The man broke off, and his shaking hands fell to clutch himself around the chest instead.
The woman reached out and rubbed his back with a look of concern—who the hell was she, and who the hell was—
There was a cold chill that ran through him, and his fingers squeezed against the handle of the gun before he shoved it into the holster around his hip. His eyes were wet, watery and stung with both the hangover that pulsed through him and the absolute absurdity that his mind still refused to connect the dots between.
"....you're Ace," He said dully "you're the dead man currently standing atop his old grave. Is that right?" 
"I told you it was insane." He laughed, a nervous, bubbly laugh that was almost familiar. "I told you. This is my brother Sabo's body. We're kind of
 stuck together. I told you about Sabo, right? My brother? We thought he was dead. Pretty ironic, when you think about it
"
"And who's the girl?" Deuce's heart pounded in his chest. Unbelievable, fucking unbelievable— that's what this was, it was completely unbelievable. His head was spinning at the very idea of it. Ace, Ace's fucking ghost having what? Flown across the sea to re-connect with a man that Ace had always told him died under the hailfire of the Celestial Dragons? Who miraculously survived— and now they were standing together in front of him.

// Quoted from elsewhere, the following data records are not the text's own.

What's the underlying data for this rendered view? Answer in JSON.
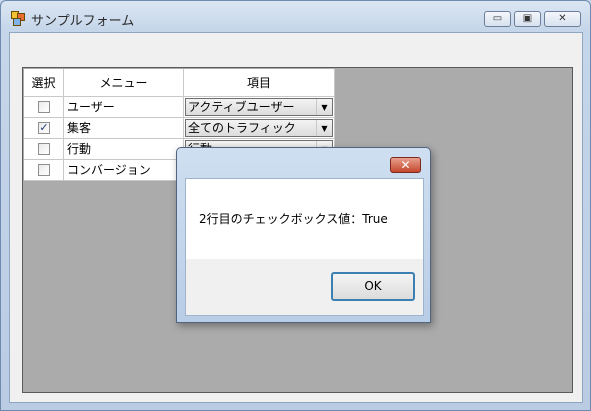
{
  "window": {
    "title": "サンプルフォーム",
    "controls": {
      "minimize": "▭",
      "maximize": "▣",
      "close": "✕"
    }
  },
  "grid": {
    "headers": {
      "select": "選択",
      "menu": "メニュー",
      "item": "項目"
    },
    "rows": [
      {
        "checked": false,
        "check_mark": "",
        "menu": "ユーザー",
        "item": "アクティブユーザー"
      },
      {
        "checked": true,
        "check_mark": "✓",
        "menu": "集客",
        "item": "全てのトラフィック"
      },
      {
        "checked": false,
        "check_mark": "",
        "menu": "行動",
        "item": "行動"
      },
      {
        "checked": false,
        "check_mark": "",
        "menu": "コンバージョン",
        "item": ""
      }
    ],
    "dropdown_arrow": "▼"
  },
  "dialog": {
    "close": "✕",
    "message": "2行目のチェックボックス値：True",
    "ok_label": "OK"
  },
  "colors": {
    "grid_background": "#ababab",
    "dialog_close": "#c4472c",
    "ok_focus_border": "#3c7fb1"
  }
}
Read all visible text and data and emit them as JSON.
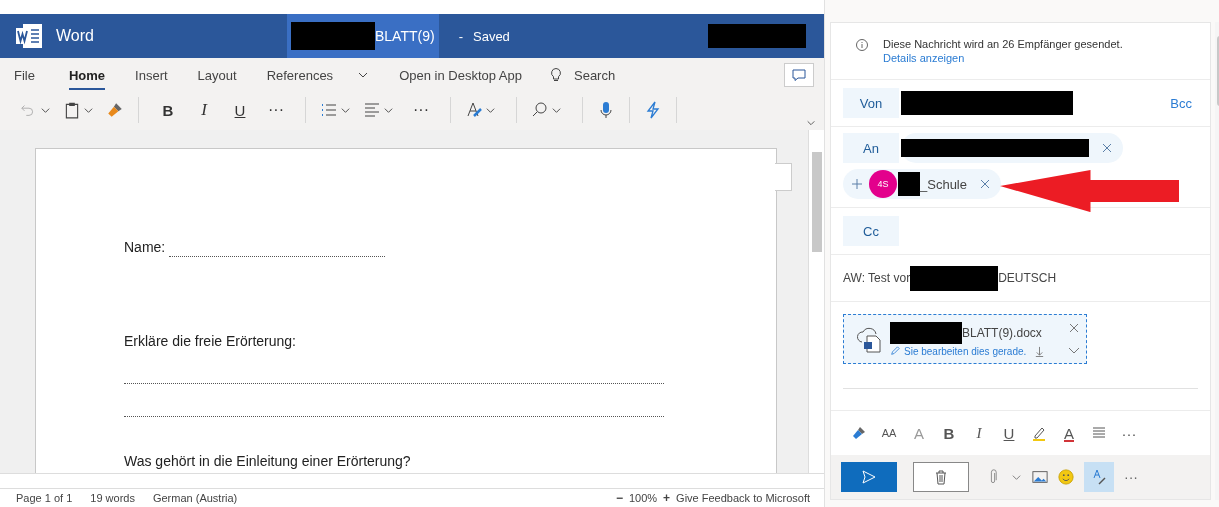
{
  "app": {
    "name": "Word",
    "doc_title": "BLATT(9)",
    "separator": "-",
    "status": "Saved"
  },
  "ribbon_tabs": [
    {
      "label": "File",
      "selected": false
    },
    {
      "label": "Home",
      "selected": true
    },
    {
      "label": "Insert",
      "selected": false
    },
    {
      "label": "Layout",
      "selected": false
    },
    {
      "label": "References",
      "selected": false
    }
  ],
  "ribbon_links": {
    "open_desktop": "Open in Desktop App",
    "search": "Search"
  },
  "toolbar": {
    "bold": "B",
    "italic": "I",
    "underline": "U",
    "more": "···",
    "more_2": "···"
  },
  "document": {
    "lines": [
      {
        "kind": "field",
        "text": "Name:"
      },
      {
        "kind": "text",
        "text": "Erkläre die freie Erörterung:"
      },
      {
        "kind": "blank"
      },
      {
        "kind": "blank"
      },
      {
        "kind": "text",
        "text": "Was gehört in die Einleitung einer Erörterung?"
      }
    ]
  },
  "status_bar": {
    "page": "Page 1 of 1",
    "words": "19 words",
    "language": "German (Austria)",
    "zoom_out": "−",
    "zoom": "100%",
    "zoom_in": "+",
    "feedback": "Give Feedback to Microsoft"
  },
  "mail": {
    "info": {
      "text": "Diese Nachricht wird an 26 Empfänger gesendet.",
      "link": "Details anzeigen"
    },
    "from_label": "Von",
    "bcc": "Bcc",
    "to_label": "An",
    "group": {
      "initials": "4S",
      "name": "_Schule"
    },
    "cc_label": "Cc",
    "subject": {
      "before": "AW: Test vor",
      "after": "DEUTSCH"
    },
    "attachment": {
      "name": "BLATT(9).docx",
      "status": "Sie bearbeiten dies gerade."
    },
    "format": {
      "font_size": "AA",
      "grow": "A",
      "bold": "B",
      "italic": "I",
      "underline": "U",
      "font_color": "A",
      "more": "···"
    },
    "actions_more": "···"
  }
}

It was the stuff of fairytales. His anxious confusion turned to a sharpness he couldn't quite help as he smirked and gestured towards her. "Your long lost sister? Isuka's ghost riding around in her long lost sister?" 
He wasn't even sure if she was dead—he hoped she wasn't—but the barb still came to mind.
The man claiming to be Ace, smiled a little more awkwardly and gestured to the woman. "This is Koala. Sabo's partner in the revolutionary army. She's been a lot more patient and understanding than I deserve with this whole thing."
The woman, Koala, waved her hand sheepishly with a smile that seemed absolutely forced "Hahah, well—" she ducked her head. "it's been really odd, but I wanted to be there for them."
"The Revolu—" Deuce clasped the book to his chest. "You're nuts—this girl's a Revolutionary Army soldier?"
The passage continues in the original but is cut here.